Ex-Animoca Exec Falls Victim to North Korean Hackers in Shocking Zoom Phishing Scam

Crypto Wallets Drained After Fake Update

Hold onto your hats, folks! Mehdi Farooq, a former big shot at Animoca Brands and now an investment partner at Hypersphere, just got his crypto wallets wiped clean in a slick phishing attack that's got the fingerprints of North Korea's notorious Lazarus group all over it. Farooq spilled the beans on X, revealing how he lost a chunk of his life savings in this wild Zoom hack.

So, here's how it went down. Farooq gets a Telegram message from Alex Lin, someone he knows from the biz. Lin wants to catch up, and Farooq, being the pro he is, throws out his Calendly link to set up a call. Sounds normal, right? Wrong.

The day of the meeting, Lin hits him up again, saying they need to switch to Zoom Business for some bogus "compliance reasons." Oh, and guess what?
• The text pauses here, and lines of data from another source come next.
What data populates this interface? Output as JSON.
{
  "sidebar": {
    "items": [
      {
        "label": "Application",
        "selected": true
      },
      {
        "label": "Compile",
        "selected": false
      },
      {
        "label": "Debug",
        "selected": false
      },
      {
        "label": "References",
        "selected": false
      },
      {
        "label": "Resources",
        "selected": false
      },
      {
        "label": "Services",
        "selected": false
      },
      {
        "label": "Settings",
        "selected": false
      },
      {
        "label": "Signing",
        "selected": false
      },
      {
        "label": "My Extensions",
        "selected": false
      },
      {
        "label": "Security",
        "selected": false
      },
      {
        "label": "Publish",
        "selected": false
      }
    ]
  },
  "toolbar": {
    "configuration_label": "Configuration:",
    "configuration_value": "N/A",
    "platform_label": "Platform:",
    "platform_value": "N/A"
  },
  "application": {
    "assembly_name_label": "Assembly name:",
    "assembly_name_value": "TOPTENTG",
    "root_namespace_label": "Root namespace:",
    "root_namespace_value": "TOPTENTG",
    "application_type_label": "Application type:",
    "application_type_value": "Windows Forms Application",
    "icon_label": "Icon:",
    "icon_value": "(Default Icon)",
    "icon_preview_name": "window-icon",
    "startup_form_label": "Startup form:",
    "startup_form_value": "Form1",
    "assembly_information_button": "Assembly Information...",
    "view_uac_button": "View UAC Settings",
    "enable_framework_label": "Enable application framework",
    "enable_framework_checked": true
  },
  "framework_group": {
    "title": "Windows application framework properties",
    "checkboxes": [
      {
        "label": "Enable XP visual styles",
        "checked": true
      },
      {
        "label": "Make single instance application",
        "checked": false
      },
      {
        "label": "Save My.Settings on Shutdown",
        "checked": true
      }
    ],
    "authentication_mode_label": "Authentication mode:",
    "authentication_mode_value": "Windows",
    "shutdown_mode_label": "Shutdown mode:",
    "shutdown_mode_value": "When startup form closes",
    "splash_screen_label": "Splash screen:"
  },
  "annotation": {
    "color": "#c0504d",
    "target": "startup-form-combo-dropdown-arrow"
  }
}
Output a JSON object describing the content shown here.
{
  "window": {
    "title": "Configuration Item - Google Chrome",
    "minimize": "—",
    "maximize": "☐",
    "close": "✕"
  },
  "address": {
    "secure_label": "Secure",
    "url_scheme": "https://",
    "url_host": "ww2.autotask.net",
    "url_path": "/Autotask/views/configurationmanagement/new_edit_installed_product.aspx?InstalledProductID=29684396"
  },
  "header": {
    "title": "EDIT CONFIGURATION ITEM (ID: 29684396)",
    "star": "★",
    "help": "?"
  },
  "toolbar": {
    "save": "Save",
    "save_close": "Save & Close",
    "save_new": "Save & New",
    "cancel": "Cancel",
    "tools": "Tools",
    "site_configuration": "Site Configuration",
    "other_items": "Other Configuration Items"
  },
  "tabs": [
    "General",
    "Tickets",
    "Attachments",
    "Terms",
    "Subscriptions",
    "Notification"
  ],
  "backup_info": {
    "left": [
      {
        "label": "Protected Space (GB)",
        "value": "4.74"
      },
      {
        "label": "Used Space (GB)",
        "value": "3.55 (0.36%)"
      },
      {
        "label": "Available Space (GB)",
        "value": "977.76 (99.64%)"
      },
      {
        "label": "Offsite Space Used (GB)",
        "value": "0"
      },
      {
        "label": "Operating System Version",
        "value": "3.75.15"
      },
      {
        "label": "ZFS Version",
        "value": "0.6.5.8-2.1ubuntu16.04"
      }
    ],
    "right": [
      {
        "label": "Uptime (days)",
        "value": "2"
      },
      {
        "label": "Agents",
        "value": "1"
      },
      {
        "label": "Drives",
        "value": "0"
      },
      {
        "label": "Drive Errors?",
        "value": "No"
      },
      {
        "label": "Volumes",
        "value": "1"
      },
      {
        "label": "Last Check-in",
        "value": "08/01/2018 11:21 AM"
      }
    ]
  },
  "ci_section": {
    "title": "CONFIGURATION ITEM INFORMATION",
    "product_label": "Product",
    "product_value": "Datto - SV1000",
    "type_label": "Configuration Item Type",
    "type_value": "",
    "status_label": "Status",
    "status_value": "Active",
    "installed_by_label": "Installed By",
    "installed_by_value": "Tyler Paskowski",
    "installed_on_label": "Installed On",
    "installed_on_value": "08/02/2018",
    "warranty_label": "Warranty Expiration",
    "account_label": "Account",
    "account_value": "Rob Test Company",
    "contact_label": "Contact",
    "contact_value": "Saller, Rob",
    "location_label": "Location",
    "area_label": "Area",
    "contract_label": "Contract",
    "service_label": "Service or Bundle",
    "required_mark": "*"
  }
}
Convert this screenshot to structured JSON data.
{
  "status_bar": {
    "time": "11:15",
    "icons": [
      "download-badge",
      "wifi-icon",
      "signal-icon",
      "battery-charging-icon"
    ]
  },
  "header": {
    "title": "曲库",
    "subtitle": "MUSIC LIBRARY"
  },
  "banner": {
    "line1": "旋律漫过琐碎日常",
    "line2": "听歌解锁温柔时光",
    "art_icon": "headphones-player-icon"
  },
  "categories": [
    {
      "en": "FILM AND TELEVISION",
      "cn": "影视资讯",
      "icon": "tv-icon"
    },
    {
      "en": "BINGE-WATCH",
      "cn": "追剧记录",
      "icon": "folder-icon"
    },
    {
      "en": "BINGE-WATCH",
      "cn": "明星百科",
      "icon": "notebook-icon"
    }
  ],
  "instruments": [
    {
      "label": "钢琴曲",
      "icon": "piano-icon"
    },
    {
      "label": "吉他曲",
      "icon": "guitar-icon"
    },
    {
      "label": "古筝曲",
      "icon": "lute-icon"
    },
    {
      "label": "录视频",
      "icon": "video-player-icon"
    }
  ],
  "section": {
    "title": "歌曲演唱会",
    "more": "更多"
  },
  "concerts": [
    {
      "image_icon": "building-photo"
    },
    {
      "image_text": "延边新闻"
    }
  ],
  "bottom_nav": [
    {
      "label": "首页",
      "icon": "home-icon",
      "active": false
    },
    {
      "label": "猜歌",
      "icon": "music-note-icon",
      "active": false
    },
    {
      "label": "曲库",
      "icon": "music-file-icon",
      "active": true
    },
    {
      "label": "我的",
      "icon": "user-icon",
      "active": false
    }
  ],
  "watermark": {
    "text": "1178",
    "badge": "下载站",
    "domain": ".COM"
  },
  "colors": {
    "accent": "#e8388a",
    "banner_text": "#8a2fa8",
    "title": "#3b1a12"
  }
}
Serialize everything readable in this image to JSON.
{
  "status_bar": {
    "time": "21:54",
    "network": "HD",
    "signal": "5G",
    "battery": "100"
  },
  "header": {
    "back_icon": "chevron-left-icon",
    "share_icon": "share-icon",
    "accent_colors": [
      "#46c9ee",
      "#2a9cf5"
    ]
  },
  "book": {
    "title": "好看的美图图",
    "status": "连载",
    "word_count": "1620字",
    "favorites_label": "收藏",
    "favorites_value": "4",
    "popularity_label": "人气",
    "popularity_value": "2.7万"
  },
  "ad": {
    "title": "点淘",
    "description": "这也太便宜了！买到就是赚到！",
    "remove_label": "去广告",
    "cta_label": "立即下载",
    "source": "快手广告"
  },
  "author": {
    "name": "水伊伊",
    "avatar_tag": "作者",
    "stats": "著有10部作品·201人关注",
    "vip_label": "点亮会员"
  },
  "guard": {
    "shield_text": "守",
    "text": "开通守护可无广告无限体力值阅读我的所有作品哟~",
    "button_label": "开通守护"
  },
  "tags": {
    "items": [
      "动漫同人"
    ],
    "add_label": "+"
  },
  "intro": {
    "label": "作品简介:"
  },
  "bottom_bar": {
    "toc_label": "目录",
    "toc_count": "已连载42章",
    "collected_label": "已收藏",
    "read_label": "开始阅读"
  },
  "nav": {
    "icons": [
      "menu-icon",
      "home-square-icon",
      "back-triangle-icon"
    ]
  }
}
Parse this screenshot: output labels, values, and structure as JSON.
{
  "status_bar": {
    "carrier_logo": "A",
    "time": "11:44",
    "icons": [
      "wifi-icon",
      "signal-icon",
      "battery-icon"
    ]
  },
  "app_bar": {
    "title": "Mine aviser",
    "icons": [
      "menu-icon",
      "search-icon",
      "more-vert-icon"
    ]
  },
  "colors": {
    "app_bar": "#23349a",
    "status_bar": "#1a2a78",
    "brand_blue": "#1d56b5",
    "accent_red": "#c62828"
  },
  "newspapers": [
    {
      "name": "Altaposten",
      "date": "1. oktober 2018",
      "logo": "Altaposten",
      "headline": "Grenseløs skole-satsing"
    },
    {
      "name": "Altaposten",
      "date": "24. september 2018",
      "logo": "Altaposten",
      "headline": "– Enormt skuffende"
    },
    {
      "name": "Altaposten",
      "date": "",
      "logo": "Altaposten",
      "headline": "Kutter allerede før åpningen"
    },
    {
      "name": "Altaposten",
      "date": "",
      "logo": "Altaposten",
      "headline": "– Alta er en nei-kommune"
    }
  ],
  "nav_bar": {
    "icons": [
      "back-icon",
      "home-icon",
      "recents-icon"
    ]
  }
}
Kent, another guy Farooq knows, is supposedly joining in. The plot thickens.

When the Zoom meeting kicks off, it looks legit. Both Lin and Kent are on camera, but there's no audio. They start chatting in the Zoom chat, saying they're having tech issues and telling Farooq to update his Zoom client. Big mistake. Within minutes of installing that fake update, six of Farooq's crypto wallets are drained dry.

It's only after the fact that Farooq realizes Lin's account was hijacked. Turns out, this whole thing was a Lazarus operation, those North Korean hackers who just won't quit.

"It was surreal and completely violating," Farooq wrote. "But in the darkest moment, whitehat hackers stepped up — complete strangers offering help when I was at my lowest. Turns out I was compromised by DPRK affiliated threat known as dangrouspassword."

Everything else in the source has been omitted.